唐 婧，包建玲，孟存仁，张朝霞

(新疆医科大学第一附属医院医学检验中心，新疆乌鲁木齐830054)

丙型肝炎病毒(hepatitis C virus，HCV)感染引起的丙型病毒性肝炎呈全球分布，大约有1.7亿人为HCV感染者，占世界人口的3%，且发展中国家高于发达国家[1]。丙型肝炎病毒抗体(抗HCV)是目前应用最广泛的用于流行病学调查、临床丙型肝炎患者筛查和诊断的检测项目，为丙型肝炎的早发现、早治疗提供了可靠的依据[2]。酶联免疫吸附试验(enzyme-linked immunosorbent assay，ELISA)是抗HCV检测最常用的方法。在免疫定性测定中，确定合适的阳性判断值(Cut-off值)对减少假阳性和假阴性，确保试验的敏感性和特异性具有重要意义[3]。研究表明受试者工作特征(receiver operating characteristic，ROC)曲线是设定 Cut-off值的最佳方法[4]。我们采用ROC曲线确定实验室两种不同酶免分析系统检测抗HCV的最佳Cut-off值，以提高ELISA检测抗HCV的敏感性和特异性。

材料和方法

一、研究对象

使用盲法收集2013年3月至2013年5月新疆医科大学第一附属医院医学检验中心血清标本202份，分离血清，置－80℃保存待测。标本来源对象年龄1～82岁，男93例，女109例，其中132份来自肝病科门诊和住院患者、70份来自普通门诊患者和体检者。

二、仪器与试剂

addcare ELISA 1100全自动酶免分析系统(简称ddcare ELISA 1100，烟台生物科技有限公司);TECAN加样系统(瑞士帝肯公司);FAME后处理系统(瑞士哈美顿公司)。抗HCV确证试剂盒[重组免疫印迹法(recombinant immunoblot assay，RIBA)]由北京万泰生物药业股份有限公司提供(批号为RC20130101);抗HCV诊断试剂盒由(ELISA)北京万泰生物药业股份有限公司提供(批号为C20130406)。所有试剂均在有效期内使用，按说明书操作。

三、方法

1.标本检测 对－80℃保存待测的202份血清标本分别用上述指定厂家的抗HCV诊断试剂(ELISA)和抗HCV确证试剂(RIBA)进行抗HCV测定和抗HCV确认，记录吸光度(A)值，其中ELISA分别用addcare ELISA 1100和TECAN+FAME组合酶免分析系统(简称TECAN+FAME酶免系统)进行检测。检测前两种系统均进行了校准和性能验证。

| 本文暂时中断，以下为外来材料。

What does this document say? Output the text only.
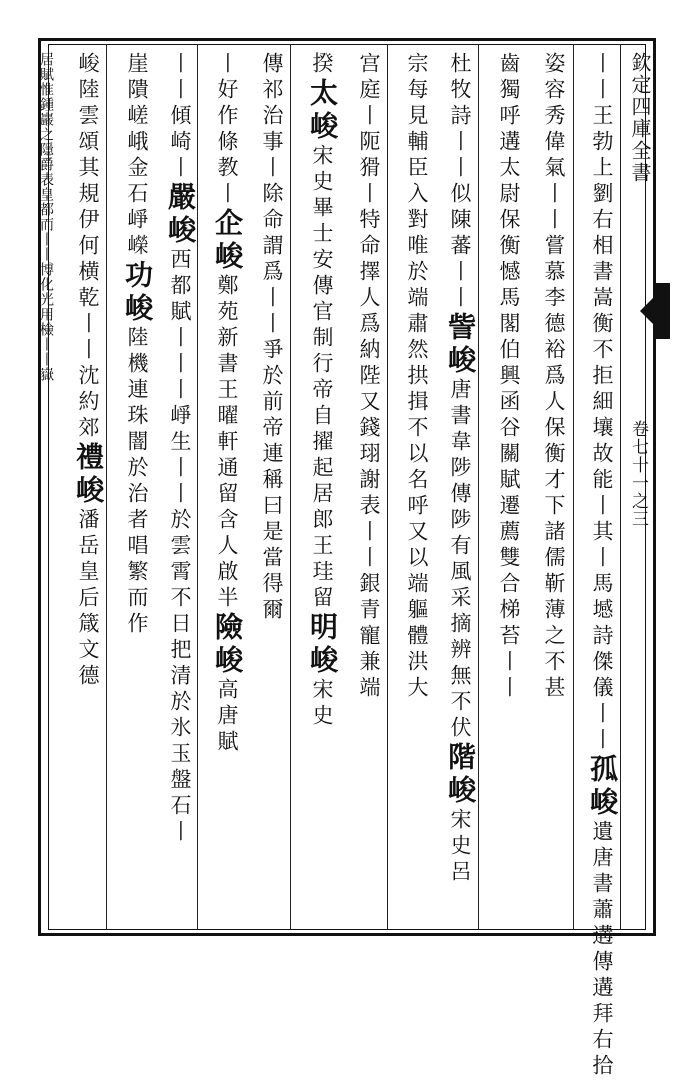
欽定四庫全書
卷七十一之三
丨丨王勃上劉右相書嵩衡不拒細壤故能丨其丨馬㙳詩傑儀丨丨孤峻遺唐書蕭遘傳遘拜右拾
姿容秀偉氣丨丨嘗慕李德裕爲人保衡才下諸儒靳薄之不甚
齒獨呼遘太尉保衡憾馬閣伯興函谷關賦遷薦雙合梯苔丨丨
杜牧詩丨丨似陳蕃丨丨訾峻唐書韋陟傳陟有風采摘辨無不伏階峻宋史呂
宗每見輔臣入對唯於端肅然拱揖不以名呼又以端軀體洪大
宫庭丨阨猾丨特命擇人爲納陛又錢珝謝表丨丨銀青寵兼端
揆太峻宋史畢士安傳官制行帝自擢起居郎王珪留明峻宋史
傳祁治事丨除命謂爲丨丨爭於前帝連稱曰是當得爾
丨好作條教丨企峻鄭苑新書王曜軒通留含人啟半險峻高唐賦
丨丨傾崎丨嚴峻西都賦丨丨丨崢生丨丨於雲霄不日把清於氷玉盤石丨
崖隤嵯峨金石崢嶸功峻陸機連珠闇於治者唱繁而作
峻陸雲頌其規伊何横乾丨丨沈約郊禮峻潘岳皇后箴文德
居賦惟鍾巖之隱爵表皇都而丨丨博化光用檢丨丨嶽
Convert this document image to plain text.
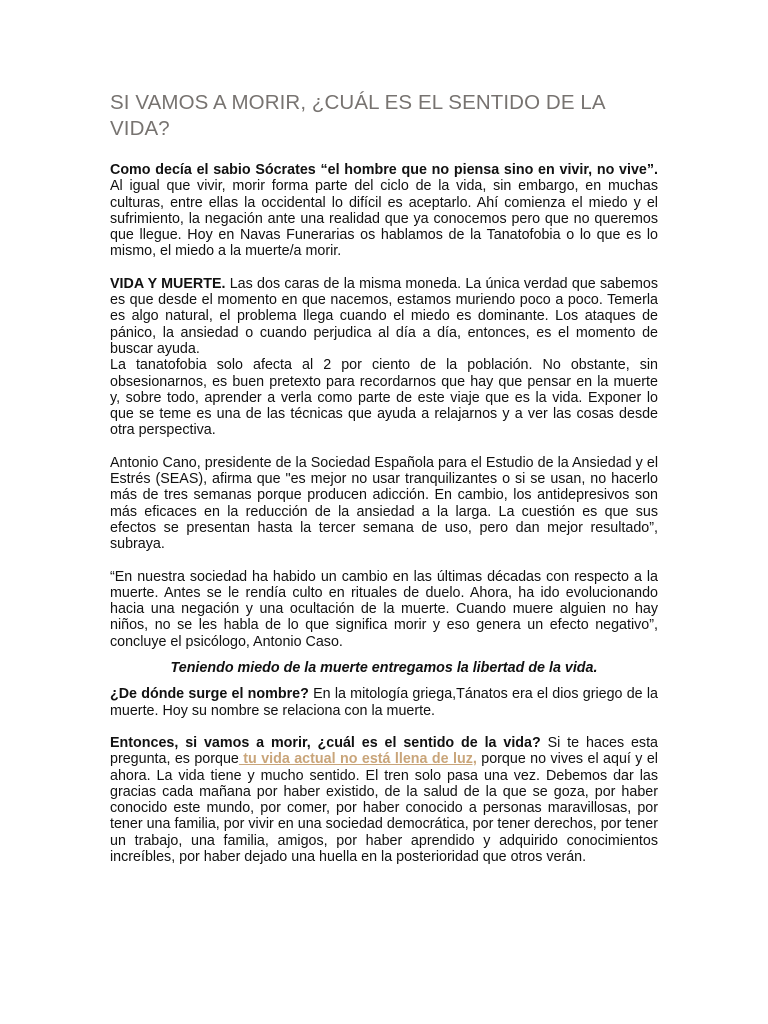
SI VAMOS A MORIR, ¿CUÁL ES EL SENTIDO DE LA VIDA?

Como decía el sabio Sócrates “el hombre que no piensa sino en vivir, no vive”. Al igual que vivir, morir forma parte del ciclo de la vida, sin embargo, en muchas culturas, entre ellas la occidental lo difícil es aceptarlo. Ahí comienza el miedo y el sufrimiento, la negación ante una realidad que ya conocemos pero que no queremos que llegue. Hoy en Navas Funerarias os hablamos de la Tanatofobia o lo que es lo mismo, el miedo a la muerte/a morir.

VIDA Y MUERTE. Las dos caras de la misma moneda. La única verdad que sabemos es que desde el momento en que nacemos, estamos muriendo poco a poco. Temerla es algo natural, el problema llega cuando el miedo es dominante. Los ataques de pánico, la ansiedad o cuando perjudica al día a día, entonces, es el momento de buscar ayuda.

La tanatofobia solo afecta al 2 por ciento de la población. No obstante, sin obsesionarnos, es buen pretexto para recordarnos que hay que pensar en la muerte y, sobre todo, aprender a verla como parte de este viaje que es la vida. Exponer lo que se teme es una de las técnicas que ayuda a relajarnos y a ver las cosas desde otra perspectiva.

Antonio Cano, presidente de la Sociedad Española para el Estudio de la Ansiedad y el Estrés (SEAS), afirma que "es mejor no usar tranquilizantes o si se usan, no hacerlo más de tres semanas porque producen adicción. En cambio, los antidepresivos son más eficaces en la reducción de la ansiedad a la larga. La cuestión es que sus efectos se presentan hasta la tercer semana de uso, pero dan mejor resultado”, subraya.

“En nuestra sociedad ha habido un cambio en las últimas décadas con respecto a la muerte. Antes se le rendía culto en rituales de duelo. Ahora, ha ido evolucionando hacia una negación y una ocultación de la muerte. Cuando muere alguien no hay niños, no se les habla de lo que significa morir y eso genera un efecto negativo”, concluye el psicólogo, Antonio Caso.

Teniendo miedo de la muerte entregamos la libertad de la vida.

¿De dónde surge el nombre? En la mitología griega,Tánatos era el dios griego de la muerte. Hoy su nombre se relaciona con la muerte.

Entonces, si vamos a morir, ¿cuál es el sentido de la vida? Si te haces esta pregunta, es porque tu vida actual no está llena de luz, porque no vives el aquí y el ahora. La vida tiene y mucho sentido. El tren solo pasa una vez. Debemos dar las gracias cada mañana por haber existido, de la salud de la que se goza, por haber conocido este mundo, por comer, por haber conocido a personas maravillosas, por tener una familia, por vivir en una sociedad democrática, por tener derechos, por tener un trabajo, una familia, amigos, por haber aprendido y adquirido conocimientos increíbles, por haber dejado una huella en la posterioridad que otros verán.
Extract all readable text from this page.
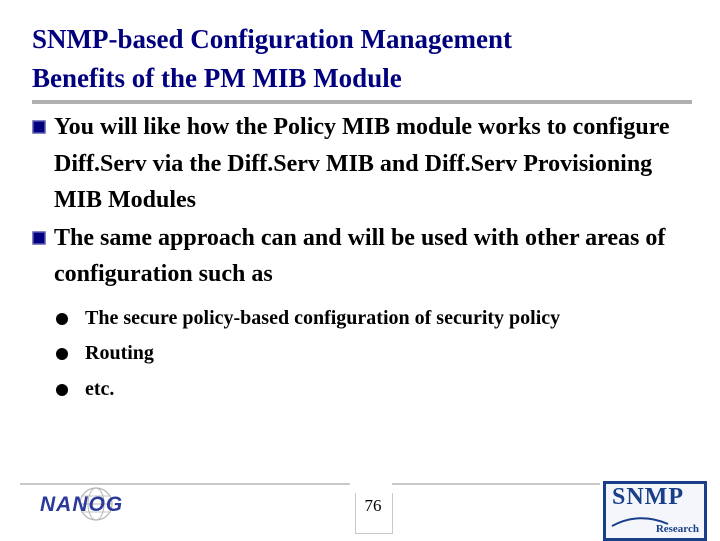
SNMP-based Configuration Management
Benefits of the PM MIB Module
You will like how the Policy MIB module works to configure Diff.Serv via the Diff.Serv MIB and Diff.Serv Provisioning MIB Modules
The same approach can and will be used with other areas of configuration such as
The secure policy-based configuration of security policy
Routing
etc.
NANOG	76	SNMP
Research
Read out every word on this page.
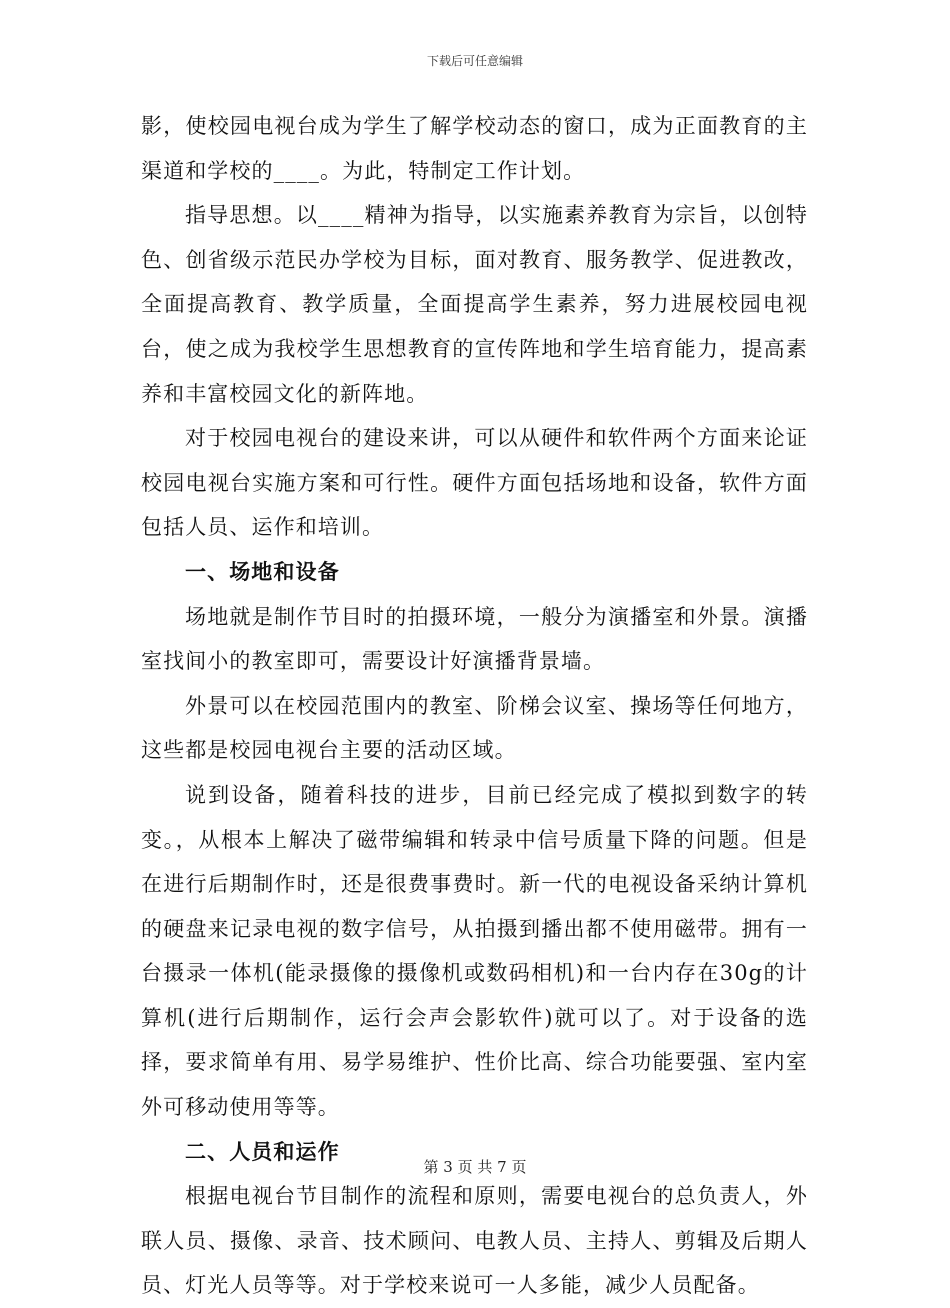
下载后可任意编辑

影，使校园电视台成为学生了解学校动态的窗口，成为正面教育的主渠道和学校的____。为此，特制定工作计划。

指导思想。以____精神为指导，以实施素养教育为宗旨，以创特色、创省级示范民办学校为目标，面对教育、服务教学、促进教改，全面提高教育、教学质量，全面提高学生素养，努力进展校园电视台，使之成为我校学生思想教育的宣传阵地和学生培育能力，提高素养和丰富校园文化的新阵地。

对于校园电视台的建设来讲，可以从硬件和软件两个方面来论证校园电视台实施方案和可行性。硬件方面包括场地和设备，软件方面包括人员、运作和培训。

一、场地和设备

场地就是制作节目时的拍摄环境，一般分为演播室和外景。演播室找间小的教室即可，需要设计好演播背景墙。

外景可以在校园范围内的教室、阶梯会议室、操场等任何地方，这些都是校园电视台主要的活动区域。

说到设备，随着科技的进步，目前已经完成了模拟到数字的转变。，从根本上解决了磁带编辑和转录中信号质量下降的问题。但是在进行后期制作时，还是很费事费时。新一代的电视设备采纳计算机的硬盘来记录电视的数字信号，从拍摄到播出都不使用磁带。拥有一台摄录一体机(能录摄像的摄像机或数码相机)和一台内存在30g的计算机(进行后期制作，运行会声会影软件)就可以了。对于设备的选择，要求简单有用、易学易维护、性价比高、综合功能要强、室内室外可移动使用等等。

二、人员和运作

根据电视台节目制作的流程和原则，需要电视台的总负责人，外联人员、摄像、录音、技术顾问、电教人员、主持人、剪辑及后期人员、灯光人员等等。对于学校来说可一人多能，减少人员配备。

第 3 页 共 7 页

2.RIBA确认结果判定 条带强度的判读和结果的解释见表1和表2。

表1 RIBA抗HCV反应条带强度的判读标准

表2 RIBA抗HCV反应结果的判读标准

3.质量控制 ELISA检测每一批分别设定2个阴性对照、2个阳性对照和1个质控，其中阴性对照孔A值≤0.08，阳性对照孔A值≥0.50，否则实验无效，质控孔S/CO值在2.39～4.96的范围内。RIBA检测每一批分别设定1个阴性对照和1个阳性对照，其中阴性对照出现对照线-1和对照线-2，阳性对照出现 Core、NS3、NS4-1、NS4-2、NS5、对照线-1和对照线-2，且每条试验结果中对照线-1和对照线-2均必须出现，如果对照线-1和对照线-2均不出现或仅出现1条，则此条的检测结果无效。试验均有良好的质量控制。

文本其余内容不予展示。